水俣病の公式確認から56年。患者は水俣病による障害に加え、長期化する裁判、さらには差別や偏見によって二重、三重に苦しめられてきた。
原爆症認定訴訟もまた、国の責任や認定基準をめぐって時間ばかりがすぎていった。幼い頃に被爆した原告団の被爆者たちは 、もうかなりの高齢になっている。そして、年を重ねるごとに次々と他界している。その無念を思うと本当に心苦しくなる。
広島で被爆した私の叔母も、昨年他界した。
「つらいことばかりやったよ。嫁入りした頃とか入院したときなんか、『放射能がうつる』ゆうて近所の人から言われたこともあったんよ。どうして自分がこんな目にあわないけんの、って原爆を憎んできたよ」と口にしていた。
水俣病は神経障害特有の症状がひとつの目安となった。それでも一連の裁判には半世紀もの時間が費やされた。
放射線に起因する健康被害の場合、病気の特定や、認定はさらに困難になる。今後、福島原発の事故でどれだけの規模の健康被害がでるのか、誰にもわからない。当然のことながら、国も企業も、補償は最小限にとどめようとし、事故の責任は認めようとはしないだろう。

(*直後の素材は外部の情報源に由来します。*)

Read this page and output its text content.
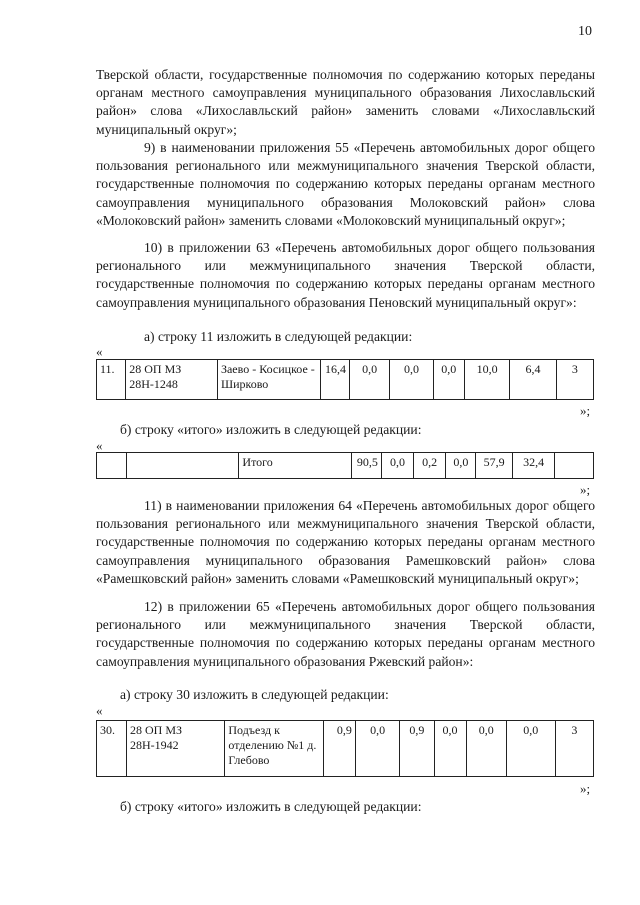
10
Тверской области, государственные полномочия по содержанию которых переданы органам местного самоуправления муниципального образования Лихославльский район» слова «Лихославльский район» заменить словами «Лихославльский муниципальный округ»;
9) в наименовании приложения 55 «Перечень автомобильных дорог общего пользования регионального или межмуниципального значения Тверской области, государственные полномочия по содержанию которых переданы органам местного самоуправления муниципального образования Молоковский район» слова «Молоковский район» заменить словами «Молоковский муниципальный округ»;
10) в приложении 63 «Перечень автомобильных дорог общего пользования регионального или межмуниципального значения Тверской области, государственные полномочия по содержанию которых переданы органам местного самоуправления муниципального образования Пеновский муниципальный округ»:
а) строку 11 изложить в следующей редакции:
«
11.	28 ОП МЗ 28Н-1248	Заево - Косицкое - Ширково	16,4	0,0	0,0	0,0	10,0	6,4	3
»;
б) строку «итого» изложить в следующей редакции:
«
		Итого	90,5	0,0	0,2	0,0	57,9	32,4	
»;
11) в наименовании приложения 64 «Перечень автомобильных дорог общего пользования регионального или межмуниципального значения Тверской области, государственные полномочия по содержанию которых переданы органам местного самоуправления муниципального образования Рамешковский район» слова «Рамешковский район» заменить словами «Рамешковский муниципальный округ»;
12) в приложении 65 «Перечень автомобильных дорог общего пользования регионального или межмуниципального значения Тверской области, государственные полномочия по содержанию которых переданы органам местного самоуправления муниципального образования Ржевский район»:
а) строку 30 изложить в следующей редакции:
«
30.	28 ОП МЗ 28Н-1942	Подъезд к отделению №1 д. Глебово	0,9	0,0	0,9	0,0	0,0	0,0	3
»;
б) строку «итого» изложить в следующей редакции:
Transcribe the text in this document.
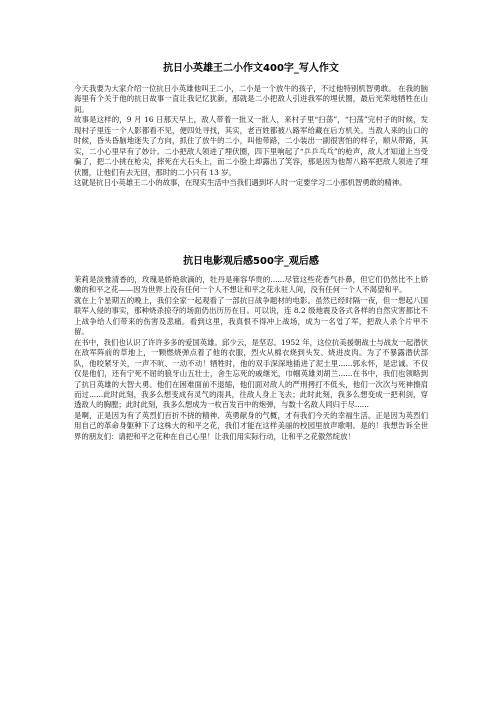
抗日小英雄王二小作文400字_写人作文

今天我要为大家介绍一位抗日小英雄他叫王二小，二小是一个放牛的孩子，不过他特别机智勇敢。 在我的脑海里有个关于他的抗日故事一直让我记忆犹新，那就是二小把敌人引进我军的埋伏圈，最后光荣地牺牲在山间。

故事是这样的，9 月 16 日那天早上，敌人带着一批又一批人，来村子里“扫荡”，“扫荡”完村子的时候，发现村子里连一个人影都看不见，便四处寻找，其实，老百姓都被八路军给藏在后方机关。当敌人来的山口的时候，昏头昏脑地迷失了方向，抓住了放牛的二小，叫他带路，二小装出一副很害怕的样子，顺从带路，其实，二小心里早有了妙计。二小把敌人领进了埋伏圈，四下里响起了“乒乒乓乓”的枪声，敌人才知道上当受骗了，把二小挑在枪尖，摔死在大石头上，而二小脸上却露出了笑容，那是因为他帮八路军把敌人领进了埋伏圈，让他们有去无回，那时的二小只有 13 岁。

这就是抗日小英雄王二小的故事，在现实生活中当我们遇到坏人时一定要学习二小那机智勇敢的精神。

抗日电影观后感500字_观后感

茉莉是淡雅清香的，玫瑰是娇艳欲滴的，牡丹是雍容华贵的......尽管这些花香气扑鼻，但它们仍然比不上娇嫩的和平之花——因为世界上没有任何一个人不想让和平之花永驻人间，没有任何一个人不渴望和平。

就在上个星期五的晚上，我们全家一起观看了一部抗日战争题材的电影。虽然已经时隔一夜，但一想起八国联军入侵的事实，那种烧杀掠夺的场面仍出历历在目。可以说，连 8.2 级地震及各式各样的自然灾害都比不上战争给人们带来的伤害及悲痛。看到这里，我真恨不得冲上战场，成为一名엽了军，把敌人杀个片甲不留。

在书中，我们也认识了许许多多的爱国英雄。邱少云，是坚忍。1952 年，这位抗美援朝战士与战友一起潜伏在敌军阵前的草地上，一颗燃烧弹点着了他的衣服，烈火从棉衣烧到头发、烧进皮肉。为了不暴露潜伏部队，他咬紧牙关，一声不吭、一动不动！牺牲时，他的双手深深地插进了泥土里......郭永怀，是忠诚。不仅仅是他们，还有宁死不屈的狼牙山五壮士，舍生忘死的戚继光，巾帼英雄刘胡兰......在书中，我们也领略到了抗日英雄的大智大勇。他们在困难面前不退缩，他们面对敌人的严刑拷打不低头，他们一次次与死神擦肩而过......此时此刻，我多么想变成有灵气的雨具，往敌人身上飞去；此时此刻，我多么想变成一把利剑，穿透敌人的胸膛；此时此刻，我多么想成为一枚百发百中的炮弹，与数十名敌人同归于尽......

是啊，正是因为有了英烈们百折不挠的精神、英勇献身的气概，才有我们今天的幸福生活。正是因为英烈们用自己的革命身躯种下了这株大的和平之花，我们才能在这样美丽的校园里放声歌唱。是的！我想告诉全世界的朋友们：请把和平之花种在自己心里！让我们用实际行动，让和平之花傲然绽放！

あれだけの事故を起こしたのに、電力会社の幹部は刑事責任を問われることもなく、経営陣を退くと、そそくさと関連企業に天下りしていった。そんな企業や国の姿を、子どもたちはいま自分たちの目で見つめ、しっかりと心に焼き付けている。
原爆症訴訟の公判に、車椅子で傍聴にやってくるお婆さん。裁判所の前で、杖をつきながらビラを配るおじいさん。

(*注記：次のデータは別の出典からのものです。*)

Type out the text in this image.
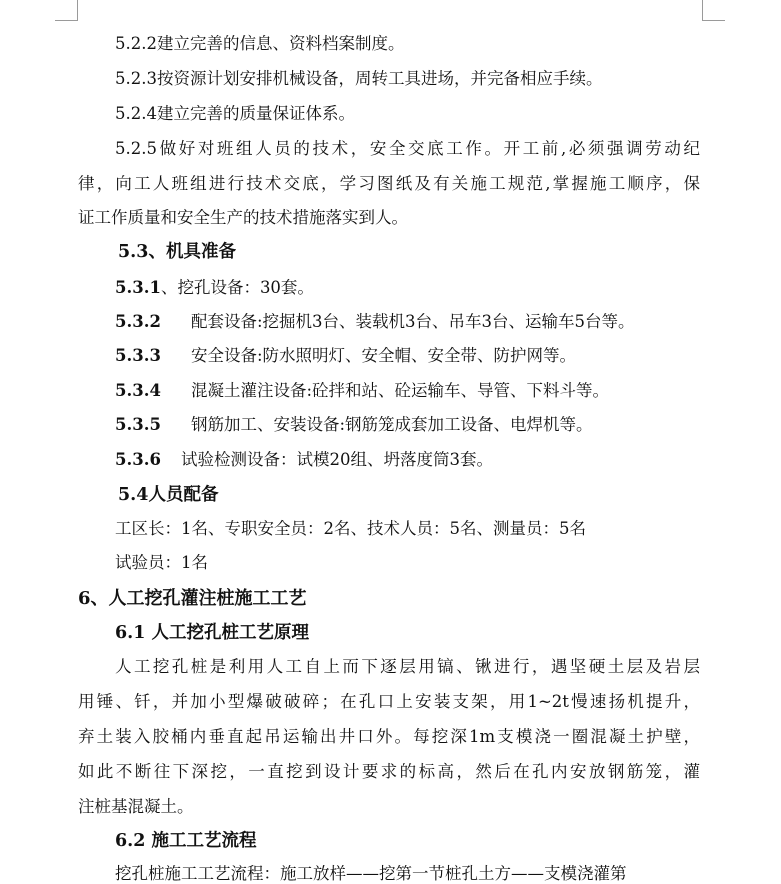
5.2.2建立完善的信息、资料档案制度。
5.2.3按资源计划安排机械设备，周转工具进场，并完备相应手续。
5.2.4建立完善的质量保证体系。
5.2.5做好对班组人员的技术，安全交底工作。开工前,必须强调劳动纪
律，向工人班组进行技术交底，学习图纸及有关施工规范,掌握施工顺序，保
证工作质量和安全生产的技术措施落实到人。
5.3、机具准备
5.3.1、挖孔设备：30套。
5.3.2 配套设备:挖掘机3台、装载机3台、吊车3台、运输车5台等。
5.3.3 安全设备:防水照明灯、安全帽、安全带、防护网等。
5.3.4 混凝土灌注设备:砼拌和站、砼运输车、导管、下料斗等。
5.3.5 钢筋加工、安装设备:钢筋笼成套加工设备、电焊机等。
5.3.6 试验检测设备：试模20组、坍落度筒3套。
5.4人员配备
工区长：1名、专职安全员：2名、技术人员：5名、测量员：5名
试验员：1名
6、人工挖孔灌注桩施工工艺
6.1 人工挖孔桩工艺原理
人工挖孔桩是利用人工自上而下逐层用镐、锹进行，遇坚硬土层及岩层
用锤、钎，并加小型爆破破碎；在孔口上安装支架，用1~2t慢速扬机提升，
弃土装入胶桶内垂直起吊运输出井口外。每挖深1m支模浇一圈混凝土护壁，
如此不断往下深挖，一直挖到设计要求的标高，然后在孔内安放钢筋笼，灌
注桩基混凝土。
6.2 施工工艺流程
挖孔桩施工工艺流程：施工放样——挖第一节桩孔土方——支模浇灌第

将来、福島の子どもたちに同じ思いをさせていいはずがない。40年後、60年後、国は、そして社会は、福島のヒバクシャと向き合い、きちんと支えてゆくことができるだろうか。
8月6日。
広島が今年も迎えるこの日は、戦争と核の惨禍を再び繰り返さないという思いを胸に刻む日であると同時に、人間と大地が二度と放射能に苦しめられることがないよう、「ノーモア・ヒバクシャ」の誓いを新たにする日でもあるはずだ。